Consider the sets of i.i.d. random variables $\{ X_i \}_{i = 1}^n$ and $\{ Y_i \}_{i = 1}^n$, which are independent of each other. Denote their sample means as $\overline{X} = \frac{1}{n} \sum_{i = 1}^n X_i$ and $\overline{Y} = \frac{1}{n} \sum_{i = 1}^n Y_i$, and their population means as $\mu_X$ and $\mu_Y$, respectively. We seek appropriate upper bounds $U_X$ and $U_Y$ for the population means such that $$ \mathrm{P} (\mu_X - \overline{X} > U_X) \leq \alpha / 2, \qquad \mathrm{P} (\mu_Y - \overline{Y} > U_Y) \leq \alpha / 2. $$ where $U_X$ and $U_Y$ are positive functions incorporating distribution information.

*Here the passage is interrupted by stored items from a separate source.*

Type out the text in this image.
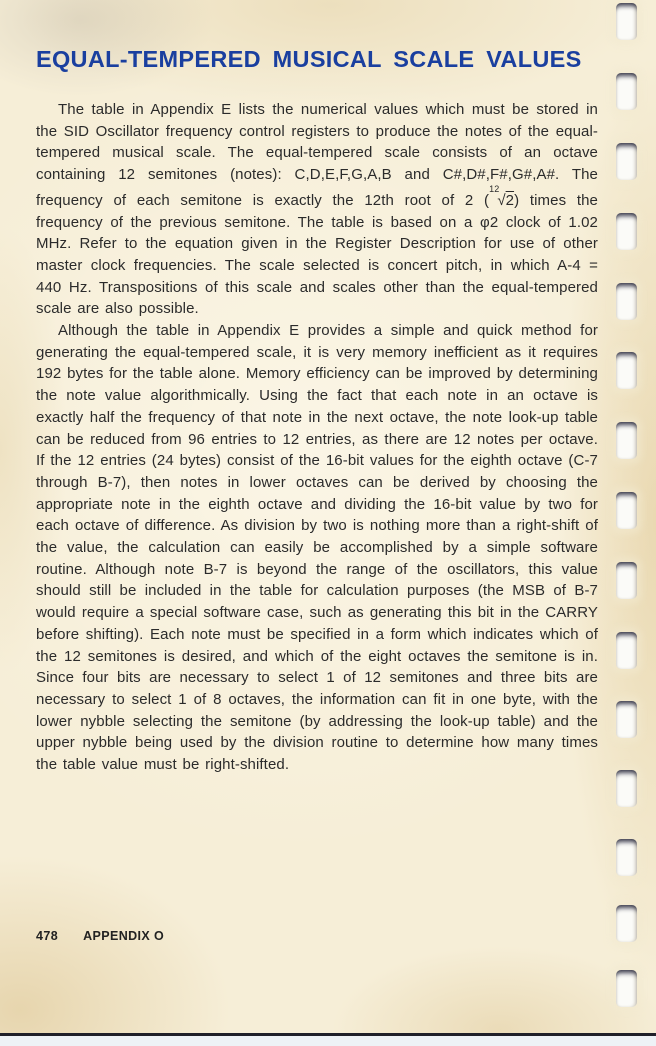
EQUAL-TEMPERED MUSICAL SCALE VALUES

The table in Appendix E lists the numerical values which must be stored in the SID Oscillator frequency control registers to produce the notes of the equal-tempered musical scale. The equal-tempered scale consists of an octave containing 12 semitones (notes): C,D,E,F,G,A,B and C#,D#,F#,G#,A#. The frequency of each semitone is exactly the 12th root of 2 ($^{12}$√2) times the frequency of the previous semitone. The table is based on a φ2 clock of 1.02 MHz. Refer to the equation given in the Register Description for use of other master clock frequencies. The scale selected is concert pitch, in which A-4 = 440 Hz. Transpositions of this scale and scales other than the equal-tempered scale are also possible.

Although the table in Appendix E provides a simple and quick method for generating the equal-tempered scale, it is very memory inefficient as it requires 192 bytes for the table alone. Memory efficiency can be improved by determining the note value algorithmically. Using the fact that each note in an octave is exactly half the frequency of that note in the next octave, the note look-up table can be reduced from 96 entries to 12 entries, as there are 12 notes per octave. If the 12 entries (24 bytes) consist of the 16-bit values for the eighth octave (C-7 through B-7), then notes in lower octaves can be derived by choosing the appropriate note in the eighth octave and dividing the 16-bit value by two for each octave of difference. As division by two is nothing more than a right-shift of the value, the calculation can easily be accomplished by a simple software routine. Although note B-7 is beyond the range of the oscillators, this value should still be included in the table for calculation purposes (the MSB of B-7 would require a special software case, such as generating this bit in the CARRY before shifting). Each note must be specified in a form which indicates which of the 12 semitones is desired, and which of the eight octaves the semitone is in. Since four bits are necessary to select 1 of 12 semitones and three bits are necessary to select 1 of 8 octaves, the information can fit in one byte, with the lower nybble selecting the semitone (by addressing the look-up table) and the upper nybble being used by the division routine to determine how many times the table value must be right-shifted.

478 APPENDIX O
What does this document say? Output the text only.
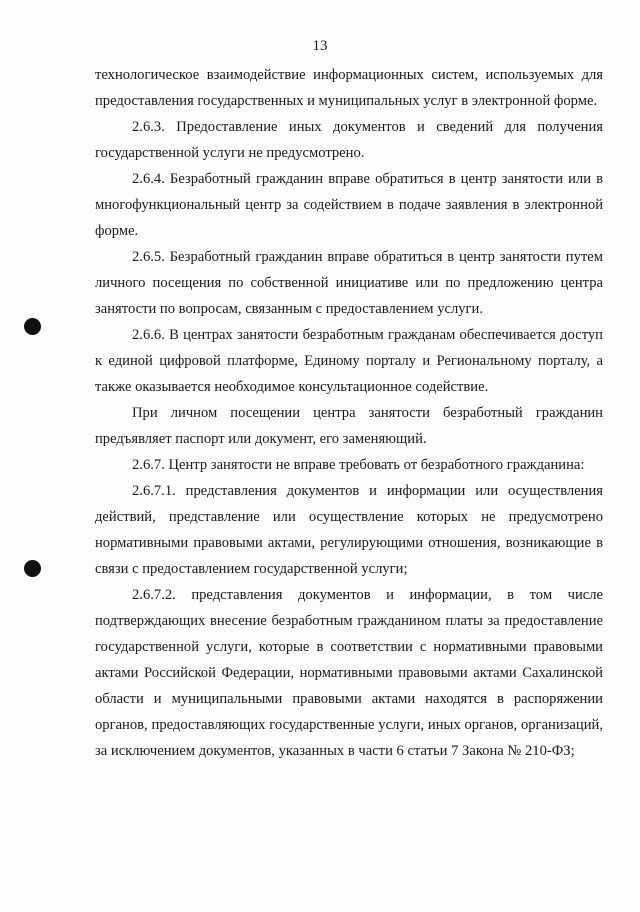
13

технологическое взаимодействие информационных систем, используемых для предоставления государственных и муниципальных услуг в электронной форме.

2.6.3. Предоставление иных документов и сведений для получения государственной услуги не предусмотрено.

2.6.4. Безработный гражданин вправе обратиться в центр занятости или в многофункциональный центр за содействием в подаче заявления в электронной форме.

2.6.5. Безработный гражданин вправе обратиться в центр занятости путем личного посещения по собственной инициативе или по предложению центра занятости по вопросам, связанным с предоставлением услуги.

2.6.6. В центрах занятости безработным гражданам обеспечивается доступ к единой цифровой платформе, Единому порталу и Региональному порталу, а также оказывается необходимое консультационное содействие.

При личном посещении центра занятости безработный гражданин предъявляет паспорт или документ, его заменяющий.

2.6.7. Центр занятости не вправе требовать от безработного гражданина:

2.6.7.1. представления документов и информации или осуществления действий, представление или осуществление которых не предусмотрено нормативными правовыми актами, регулирующими отношения, возникающие в связи с предоставлением государственной услуги;

2.6.7.2. представления документов и информации, в том числе подтверждающих внесение безработным гражданином платы за предоставление государственной услуги, которые в соответствии с нормативными правовыми актами Российской Федерации, нормативными правовыми актами Сахалинской области и муниципальными правовыми актами находятся в распоряжении органов, предоставляющих государственные услуги, иных органов, организаций, за исключением документов, указанных в части 6 статьи 7 Закона № 210-ФЗ;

We wish to find a suitable upper bound $U_Z$ for the product of the population means, $\mu_Z = \mu_X \mu_Y$, which represents the expected value of $Z_i = X_i Y_i$. We want to find a function $U_Z$ in terms of $\overline{X}, \overline{Y}, \overline{Z}, U_X, U_Y$ satisfying $$ \mathrm{P} (\mu_Z- \overline{Z} > U_Z) \leq \alpha. $$
PS: Previously, I tried $U_Z = \overline{X} U_Y + \overline{Y} U_X + U_X U_Y$ as $$ \mathrm{P} (\mu_Z - \overline{Z} > {\overline{X} U_Y + \overline{Y} U_X + U_{X} U_Y}) \leq \mathrm{P} (\mu_X \mu_Y - \overline{X} \cdot \overline{Y} > {\overline{X} U_Y + \overline{Y} U_X + U_{X} U_Y}) = \mathrm{P} \big( (\mu_X - \overline{X}) (\mu_Y - \overline{Y}) > U_X U_Y \big) \leq \alpha. $$ But it does not work, as I see we cannot guarantee that $\overline{Z} \geq \overline{X}\cdot \overline{Y}$. But I trust there is a similar expression.